¿Cómo influyen los picos de presión (golpes de ariete) en la vida útil interna de los manómetros mecánicos?

¿Cómo influyen los picos de presión (golpes de ariete) en la vida útil interna de los manómetros mecánicos?

Los picos de presión repentinos, conocidos popularmente como golpes de ariete, son uno de los enemigos mortales más comunes de los manómetros mecánicos (generalmente de tubo Bourdon). Cuando un fluido cambia de velocidad abruptamente —por el cierre rápido de una válvula o el arranque de una bomba—, se genera una onda de choque hidráulica que viaja por la tubería.

Para un instrumento de precisión diseñado para registrar cambios graduales, este impacto es destructivo. Así influye directamente en su vida útil interna:


1. Deformación Plástica del Tubo Bourdon

El corazón de un manómetro mecánico es el tubo Bourdon (ese tubo curvado de bronce, acero inoxidable o monel en su interior).
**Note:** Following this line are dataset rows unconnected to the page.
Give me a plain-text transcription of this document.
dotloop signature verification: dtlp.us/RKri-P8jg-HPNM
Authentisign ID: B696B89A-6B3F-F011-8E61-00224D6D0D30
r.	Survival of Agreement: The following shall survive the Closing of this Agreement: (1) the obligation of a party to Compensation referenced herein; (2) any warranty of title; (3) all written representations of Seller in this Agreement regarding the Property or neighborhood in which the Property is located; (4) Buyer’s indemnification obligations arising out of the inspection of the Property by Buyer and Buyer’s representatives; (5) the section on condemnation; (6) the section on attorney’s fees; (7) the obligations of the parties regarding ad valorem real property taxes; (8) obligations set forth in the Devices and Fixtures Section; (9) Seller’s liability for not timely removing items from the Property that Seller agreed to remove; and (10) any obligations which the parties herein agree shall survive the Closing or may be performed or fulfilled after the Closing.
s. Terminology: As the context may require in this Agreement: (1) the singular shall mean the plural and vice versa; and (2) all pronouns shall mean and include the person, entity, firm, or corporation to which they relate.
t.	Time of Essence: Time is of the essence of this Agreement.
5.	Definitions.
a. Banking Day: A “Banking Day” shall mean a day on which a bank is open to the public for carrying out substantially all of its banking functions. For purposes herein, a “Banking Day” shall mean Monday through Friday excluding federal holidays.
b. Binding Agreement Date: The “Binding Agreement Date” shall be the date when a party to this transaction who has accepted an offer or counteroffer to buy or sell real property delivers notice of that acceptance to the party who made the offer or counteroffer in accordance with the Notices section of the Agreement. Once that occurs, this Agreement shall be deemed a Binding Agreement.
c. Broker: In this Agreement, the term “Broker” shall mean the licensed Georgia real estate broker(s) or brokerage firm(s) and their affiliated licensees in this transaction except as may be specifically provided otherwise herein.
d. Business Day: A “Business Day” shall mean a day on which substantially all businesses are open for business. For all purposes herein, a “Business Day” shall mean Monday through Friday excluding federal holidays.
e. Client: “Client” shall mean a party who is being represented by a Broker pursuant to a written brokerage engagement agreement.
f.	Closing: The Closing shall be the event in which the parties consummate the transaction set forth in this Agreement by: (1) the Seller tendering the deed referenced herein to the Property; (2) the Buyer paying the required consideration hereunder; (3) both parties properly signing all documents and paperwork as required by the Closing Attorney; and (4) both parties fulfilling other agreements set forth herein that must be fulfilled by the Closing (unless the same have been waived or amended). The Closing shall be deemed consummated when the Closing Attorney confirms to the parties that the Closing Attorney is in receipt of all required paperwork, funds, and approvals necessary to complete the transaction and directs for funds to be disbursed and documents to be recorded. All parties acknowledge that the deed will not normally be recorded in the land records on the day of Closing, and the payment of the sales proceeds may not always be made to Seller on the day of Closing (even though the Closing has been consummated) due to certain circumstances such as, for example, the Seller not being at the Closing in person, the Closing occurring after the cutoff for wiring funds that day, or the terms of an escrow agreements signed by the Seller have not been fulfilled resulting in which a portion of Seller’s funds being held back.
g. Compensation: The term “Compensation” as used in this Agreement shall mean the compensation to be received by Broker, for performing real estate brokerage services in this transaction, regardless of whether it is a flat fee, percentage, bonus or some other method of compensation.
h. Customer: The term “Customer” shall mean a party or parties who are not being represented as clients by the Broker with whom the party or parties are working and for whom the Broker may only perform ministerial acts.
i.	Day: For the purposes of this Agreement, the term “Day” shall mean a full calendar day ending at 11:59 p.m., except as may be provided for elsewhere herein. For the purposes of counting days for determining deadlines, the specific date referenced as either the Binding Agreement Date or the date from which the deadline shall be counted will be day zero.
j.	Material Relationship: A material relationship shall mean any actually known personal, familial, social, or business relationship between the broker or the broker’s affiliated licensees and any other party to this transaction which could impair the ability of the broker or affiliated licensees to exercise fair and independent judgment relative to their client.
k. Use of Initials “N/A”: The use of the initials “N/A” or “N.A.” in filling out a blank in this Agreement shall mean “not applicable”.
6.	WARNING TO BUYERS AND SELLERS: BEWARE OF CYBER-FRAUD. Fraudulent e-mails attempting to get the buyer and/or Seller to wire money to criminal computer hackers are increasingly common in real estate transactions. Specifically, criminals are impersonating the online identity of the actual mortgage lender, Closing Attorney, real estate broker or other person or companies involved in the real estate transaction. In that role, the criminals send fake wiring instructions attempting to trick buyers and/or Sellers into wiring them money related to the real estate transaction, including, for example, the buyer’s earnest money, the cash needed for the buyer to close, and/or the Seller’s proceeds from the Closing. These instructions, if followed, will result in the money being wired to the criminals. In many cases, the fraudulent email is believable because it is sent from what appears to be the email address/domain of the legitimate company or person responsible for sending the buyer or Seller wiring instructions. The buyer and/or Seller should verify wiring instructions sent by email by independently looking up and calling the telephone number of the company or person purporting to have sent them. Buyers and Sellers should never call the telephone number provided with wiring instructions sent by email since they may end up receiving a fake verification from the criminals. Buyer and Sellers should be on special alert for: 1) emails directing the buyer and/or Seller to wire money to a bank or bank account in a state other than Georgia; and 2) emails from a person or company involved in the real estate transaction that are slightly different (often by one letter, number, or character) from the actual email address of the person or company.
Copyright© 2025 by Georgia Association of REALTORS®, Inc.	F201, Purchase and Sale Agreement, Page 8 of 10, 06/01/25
Cuando la onda de presión golpea el instrumento, la fuerza excede por mucho el límite elástico del metal.

  • El efecto: El tubo se estira permanentemente (deformación plástica) en lugar de volver a su forma original.
  • Consecuencia en la vida útil: El manómetro pierde su calibración de inmediato. Empezará a marcar una «presión fantasma» incluso cuando el sistema esté en cero, quedando inutilizable.

2. Desgaste Prematuro y Rotura del Mecanismo (Engranajes)

El movimiento del tubo Bourdon se transmite a la aguja mediante un mecanismo de piñón y cremallera (segmento dentado). Un golpe de ariete genera un látigo violento en este sistema.

  • El efecto: Los dientes de los engranajes internos se desgastan de golpe, se desalinean o directamente se barren.
  • Consecuencia en la vida útil: La aguja puede quedar completamente suelta, saltar violentamente, o presentar «zonas muertas» donde se traba y no registra variaciones reales de presión.

3. Fatiga del Metal por Micro-Impactos Continuos

No todos los golpes de ariete destruyen el manómetro al primer impacto. Si el sistema sufre picos de presión constantes pero de menor intensidad, el daño es acumulativo.

  • El efecto: El metal del tubo Bourdon sufre fatiga mecánica debido al estrés cíclico severo.
  • Consecuencia en la vida útil: Tarde o temprano, el tubo desarrollará microfisuras y terminará por romperse. Esto no solo destruye el instrumento, sino que provoca una fuga del fluido del proceso, lo cual es un riesgo de seguridad crítico.

¿Cómo protegerlos y prolongar su vida útil?

Si tu línea de producción o sistema hidráulico es propenso a estos picos, un manómetro estándar durará semanas o incluso días. Para evitarlo, se aplican estas soluciones de ingeniería:

Solución¿Cómo funciona?
Llenado con Glicerina o SiliconaEl líquido viscoso dentro de la caja amortigua el movimiento violento de la aguja y los componentes internos, absorbiendo parte de la energía del choque.
Restringidores de Flujo (Snubbers)Son pequeños tornillos restrictores o dispositivos con un canal micro-perforado que se instalan en la entrada del manómetro. Disipan la onda de choque limitando el paso abrupto del fluido.
Sifones o Tubos «Cola de Choncho»Muy comunes en líneas de vapor o fluidos calientes; la forma del tubo ayuda a amortiguar el impacto de la onda de presión antes de que toque el instrumento.

Un manómetro expuesto a golpes de ariete sin protección tiene las horas contadas. Implementar un simple restrictor o cambiar a un equipo con llenado de líquido puede extender la vida útil del instrumento de meses a años.